You can run a single simulation using main-sweep.jl
, with a single argument giving the location of the parameters file in JSON format, like this:
julia /simulation/src/main-sweep.jl parameters.json
An example parameters file is in simulation/src/parameters.json
.
To sweep across many parameter values, you'll want to write a script to generate a working directory for each simulation, containing a parameters file for that simulation and perhaps also a script that submits the simulation to the cluster.
An example of this script is /simulation/generate-sweep.jl
, which calls a JSON file designating the parameter intervals (sweep-parameters.json
).

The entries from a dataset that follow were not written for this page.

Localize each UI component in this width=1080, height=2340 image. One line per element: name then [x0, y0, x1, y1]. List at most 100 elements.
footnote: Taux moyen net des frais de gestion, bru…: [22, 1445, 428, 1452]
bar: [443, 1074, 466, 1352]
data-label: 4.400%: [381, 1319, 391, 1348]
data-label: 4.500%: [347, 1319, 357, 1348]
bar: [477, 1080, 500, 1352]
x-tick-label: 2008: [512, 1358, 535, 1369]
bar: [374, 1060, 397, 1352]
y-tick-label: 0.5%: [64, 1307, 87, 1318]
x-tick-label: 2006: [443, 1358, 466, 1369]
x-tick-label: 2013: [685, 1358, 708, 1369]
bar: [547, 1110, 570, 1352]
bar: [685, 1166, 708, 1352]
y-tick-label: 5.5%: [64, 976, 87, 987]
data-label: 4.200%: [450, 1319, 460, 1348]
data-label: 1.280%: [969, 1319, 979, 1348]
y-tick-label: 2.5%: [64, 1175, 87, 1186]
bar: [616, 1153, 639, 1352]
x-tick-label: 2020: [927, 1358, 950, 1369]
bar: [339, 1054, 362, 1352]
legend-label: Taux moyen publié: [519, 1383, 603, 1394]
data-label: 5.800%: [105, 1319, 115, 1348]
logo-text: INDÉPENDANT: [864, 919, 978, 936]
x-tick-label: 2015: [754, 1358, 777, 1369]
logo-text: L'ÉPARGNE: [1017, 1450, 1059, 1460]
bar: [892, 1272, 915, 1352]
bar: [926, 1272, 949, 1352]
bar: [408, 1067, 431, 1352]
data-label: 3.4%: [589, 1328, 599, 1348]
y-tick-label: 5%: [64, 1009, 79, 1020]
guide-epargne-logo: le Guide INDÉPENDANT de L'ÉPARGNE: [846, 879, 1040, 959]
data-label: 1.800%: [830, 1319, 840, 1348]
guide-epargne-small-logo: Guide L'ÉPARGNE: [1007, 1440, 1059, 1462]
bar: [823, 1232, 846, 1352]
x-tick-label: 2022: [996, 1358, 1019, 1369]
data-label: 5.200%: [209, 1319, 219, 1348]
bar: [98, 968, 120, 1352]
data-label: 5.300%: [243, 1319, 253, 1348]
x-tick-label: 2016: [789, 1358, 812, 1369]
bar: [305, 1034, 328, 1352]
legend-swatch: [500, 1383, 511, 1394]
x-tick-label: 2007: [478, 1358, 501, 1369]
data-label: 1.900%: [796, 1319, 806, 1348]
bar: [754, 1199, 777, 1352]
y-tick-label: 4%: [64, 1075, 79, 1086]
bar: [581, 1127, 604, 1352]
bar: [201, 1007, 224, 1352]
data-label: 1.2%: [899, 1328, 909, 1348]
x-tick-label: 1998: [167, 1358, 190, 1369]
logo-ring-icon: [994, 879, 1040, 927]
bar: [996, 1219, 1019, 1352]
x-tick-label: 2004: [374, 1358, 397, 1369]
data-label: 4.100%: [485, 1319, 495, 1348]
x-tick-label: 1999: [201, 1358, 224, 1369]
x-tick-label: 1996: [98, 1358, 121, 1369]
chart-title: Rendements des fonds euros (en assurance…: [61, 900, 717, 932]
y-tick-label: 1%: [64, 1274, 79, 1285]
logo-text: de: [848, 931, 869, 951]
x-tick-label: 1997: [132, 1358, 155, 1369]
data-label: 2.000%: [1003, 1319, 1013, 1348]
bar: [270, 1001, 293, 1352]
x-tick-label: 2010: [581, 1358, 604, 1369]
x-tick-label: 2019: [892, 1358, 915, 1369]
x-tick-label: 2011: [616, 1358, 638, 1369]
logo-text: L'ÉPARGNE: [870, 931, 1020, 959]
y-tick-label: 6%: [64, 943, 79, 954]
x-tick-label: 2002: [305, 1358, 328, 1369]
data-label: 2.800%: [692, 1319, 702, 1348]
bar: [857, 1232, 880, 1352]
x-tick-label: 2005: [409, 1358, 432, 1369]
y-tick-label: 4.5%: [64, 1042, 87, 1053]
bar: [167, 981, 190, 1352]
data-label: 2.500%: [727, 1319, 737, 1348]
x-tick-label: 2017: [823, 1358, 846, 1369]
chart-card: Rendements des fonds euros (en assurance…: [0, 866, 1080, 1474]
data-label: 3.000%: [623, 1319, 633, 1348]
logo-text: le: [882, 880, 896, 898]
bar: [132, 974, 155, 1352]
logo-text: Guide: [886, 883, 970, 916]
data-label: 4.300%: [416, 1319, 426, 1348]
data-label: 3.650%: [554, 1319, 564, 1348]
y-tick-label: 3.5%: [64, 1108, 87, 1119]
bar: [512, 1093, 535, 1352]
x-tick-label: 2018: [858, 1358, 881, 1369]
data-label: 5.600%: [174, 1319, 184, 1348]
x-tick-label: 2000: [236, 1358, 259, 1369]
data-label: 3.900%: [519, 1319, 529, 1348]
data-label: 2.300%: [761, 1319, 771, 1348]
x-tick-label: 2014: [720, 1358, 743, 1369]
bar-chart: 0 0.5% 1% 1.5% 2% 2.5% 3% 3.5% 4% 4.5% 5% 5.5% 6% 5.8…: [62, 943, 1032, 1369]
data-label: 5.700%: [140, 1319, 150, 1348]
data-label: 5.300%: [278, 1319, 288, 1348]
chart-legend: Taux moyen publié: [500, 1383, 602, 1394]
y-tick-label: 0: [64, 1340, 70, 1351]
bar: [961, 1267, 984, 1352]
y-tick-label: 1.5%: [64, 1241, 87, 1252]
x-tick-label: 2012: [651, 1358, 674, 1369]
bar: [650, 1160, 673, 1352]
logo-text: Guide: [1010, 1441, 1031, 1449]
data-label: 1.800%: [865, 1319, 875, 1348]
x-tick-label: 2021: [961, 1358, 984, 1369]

This script is written for a cluster operating with SLURM. Number of processes, cores and jobs can be customized. Run
julia /simulation/generate-sweep.jl
Working directories for each simulation and sbatch script will be generated, along with a shell script that submits jobs.
The model is a stochastic, continuous-time, discrete-event simulation (Gillespie-style) that steps from event to event, with a random amount of time, real-valued, between events.
Model state is represented by the State
struct, which contains two fields, bstrains
, of type BStrains
, and vstrains
, of type VStrains
.
The BStrains
and VStrains
structs are very similar.
Conceptually, they represent a collection of bacterial/viral strains, and although it would make conceptual sense to just have bstrains::Vector{BStrain}
, for efficiency of memory layout they are implemented using parallel arrays.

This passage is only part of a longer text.